Arbutus unedo – the Strawberry Tree
A slow growing, evergreen tree that deserves to be more popular here in the UK – it is already widely planted in the Continent, even used in street planting and is attractive on so many fronts.
Evergreen, of course, is always useful – a flowering tree ticks more boxes, particularly these pieris-like little bells. Fruit too we like, and these brightly coloured lychee/strawberry crosses are pendant beauties. Edible too, though their white flesh is a little bland and pappy. The maturing bark takes on a rough cinnamon colour and texture, a warm rich red. Another box ticked. It is slow growing and therefore you will be paying handsomely for larger specimens and will need patience for a larger canopy to develop but patience pays in this instance. Its eventual height is between 4-8 metres, but allow a long time to create a large specimen.
From The Telegraph…
How to grow: Arbutus unedo
The fruits are beautifully spaced on this tree, writes Fred Whitsey
A garden tree hung with scarlet strawberries on a raw mid-winter’s day . . . no, it’s not part of a post-Christmas fantasy world, but a reality for anyone who cares to plant one. Arbutus unedo, commonly known as the strawberry tree, is an astonishing plant. It produces flowers in the autumn, but these do not give way to fruits until a year afterwards.
The flowers, each a tiny ivory pitcher, can be carried in vast numbers, but only a small proportion are fertilised. This means that the fruits, of moderate strawberry size, are beautifully spaced on the tree.
Another advantage of this plant is that it will grow anywhere. Its natural home is around the Mediterranean and the warm south-west of Ireland, but it is decidedly hardy. Its leaves are tough and leathery, polished on the upper surfaces. You never see them scorched by frost.
This is one of a small family of modestly-sized evergreen trees that can also be grown into rather bulky bushes. The star of the family, Arbutus menziesii, is of Californian origin. This one is not grown for its fruits – which are small and black – but for its exceedingly beautiful bark. It is tactile too: whoever sees it must stroke its silkiness.
Cream, red and the green of verdigris are all interwoven in this, the degree of colouration changing with the season. But, unlike the rest of its family, Arbutus menziesii is a difficult plant to grow. It refuses to establish. Twice I have succeeded with it, only to lose the trees when they had reached 10ft. Both died overnight.
However, the capricious menziesii has an invincible rival – the hybrid Arbutus andrachnoides, whose bark is the colour of much worn and polished mahogany. Again, it is grown for its arresting bark, but its crop of white flowers also justify its garden space.
Another seductive hybrid, ‘Marina’, has recently appeared in garden centres. Its bark is a mixture of pink, cream and green, and our own tree, only six or seven years old, is already 8ft high. Since infancy it has carried a huge display of pink flowers every spring. No matter that none will ever turn into strawberries.
Although arbutus trees will grow well in any soil, they establish most readily if given plenty of humus-forming refuse round the roots in the planting hole to hold moisture and promote an extensive fibrous root system.
Arbutus unedo can be allowed to grow into a big, rounded evergreen bush, curbed occasionally by cutting fruiting branches for indoor decoration.
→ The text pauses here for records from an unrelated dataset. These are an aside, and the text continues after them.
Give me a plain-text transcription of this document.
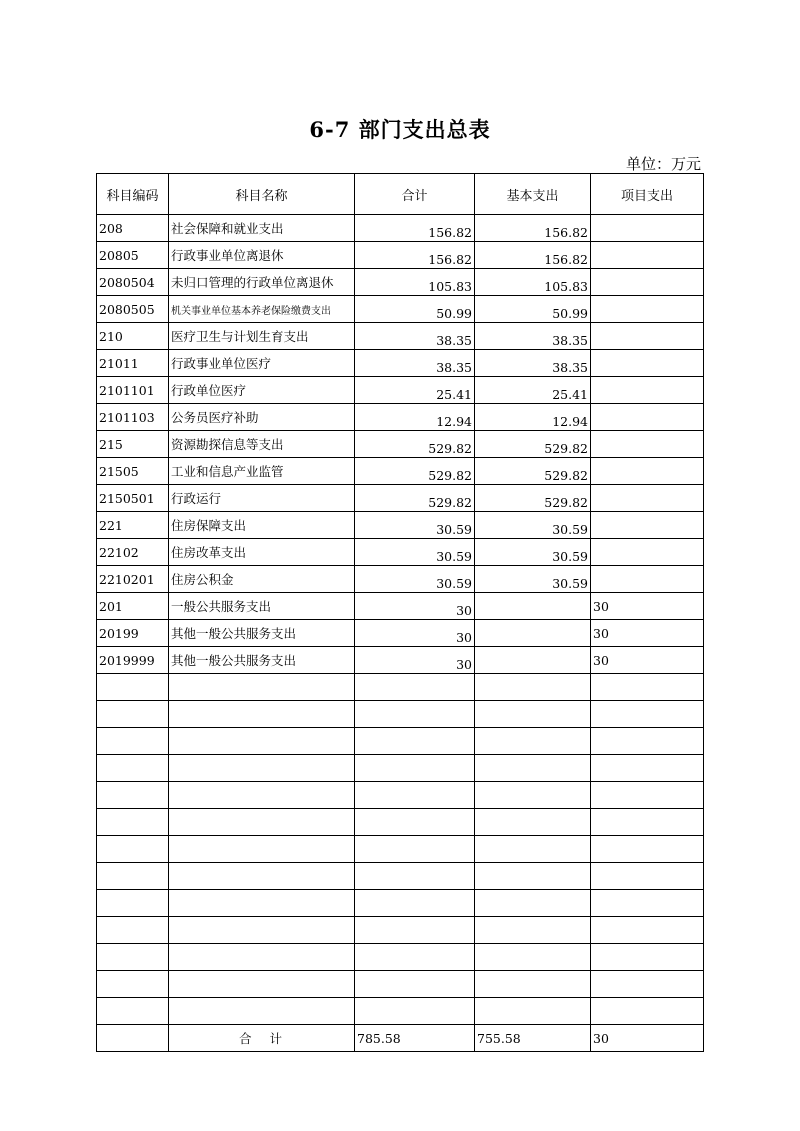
6-7 部门支出总表
单位：万元
科目编码	科目名称	合计	基本支出	项目支出
208	社会保障和就业支出	156.82	156.82	
20805	行政事业单位离退休	156.82	156.82	
2080504	未归口管理的行政单位离退休	105.83	105.83	
2080505	机关事业单位基本养老保险缴费支出	50.99	50.99	
210	医疗卫生与计划生育支出	38.35	38.35	
21011	行政事业单位医疗	38.35	38.35	
2101101	行政单位医疗	25.41	25.41	
2101103	公务员医疗补助	12.94	12.94	
215	资源勘探信息等支出	529.82	529.82	
21505	工业和信息产业监管	529.82	529.82	
2150501	行政运行	529.82	529.82	
221	住房保障支出	30.59	30.59	
22102	住房改革支出	30.59	30.59	
2210201	住房公积金	30.59	30.59	
201	一般公共服务支出	30		30
20199	其他一般公共服务支出	30		30
2019999	其他一般公共服务支出	30		30

	合计	785.58	755.58	30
It will then grow densely and, if used in perimeter plantings, will help to form a baffle against noises-off.
Varieties grown only for the appeal of their bark are best trained into standard trees by selecting the strongest branch as a trunk and gradually removing other growths up to six feet when the head can be allowed to form.
If Arbutus unedo fails to set a crop due to its late flowering, try bashing it with a plastic garden rake – on the principle of the old country jingle: “A woman, a dog and a walnut tree the better you beat ’em the better they be”. The process simply distributes the pollen.
Since Arbutus unedo gives its dual performance in autumn, it makes a good climbing frame for one of those less brash clematis. ‘Etoile Rose’, ‘Madame Jules Correvon’ and ‘Gravetye Beauty’ are good examples. Hybrids grown for their bark are best planted in the foreground of informal beds, or as specimen trees, backed by rich evergreen plantings.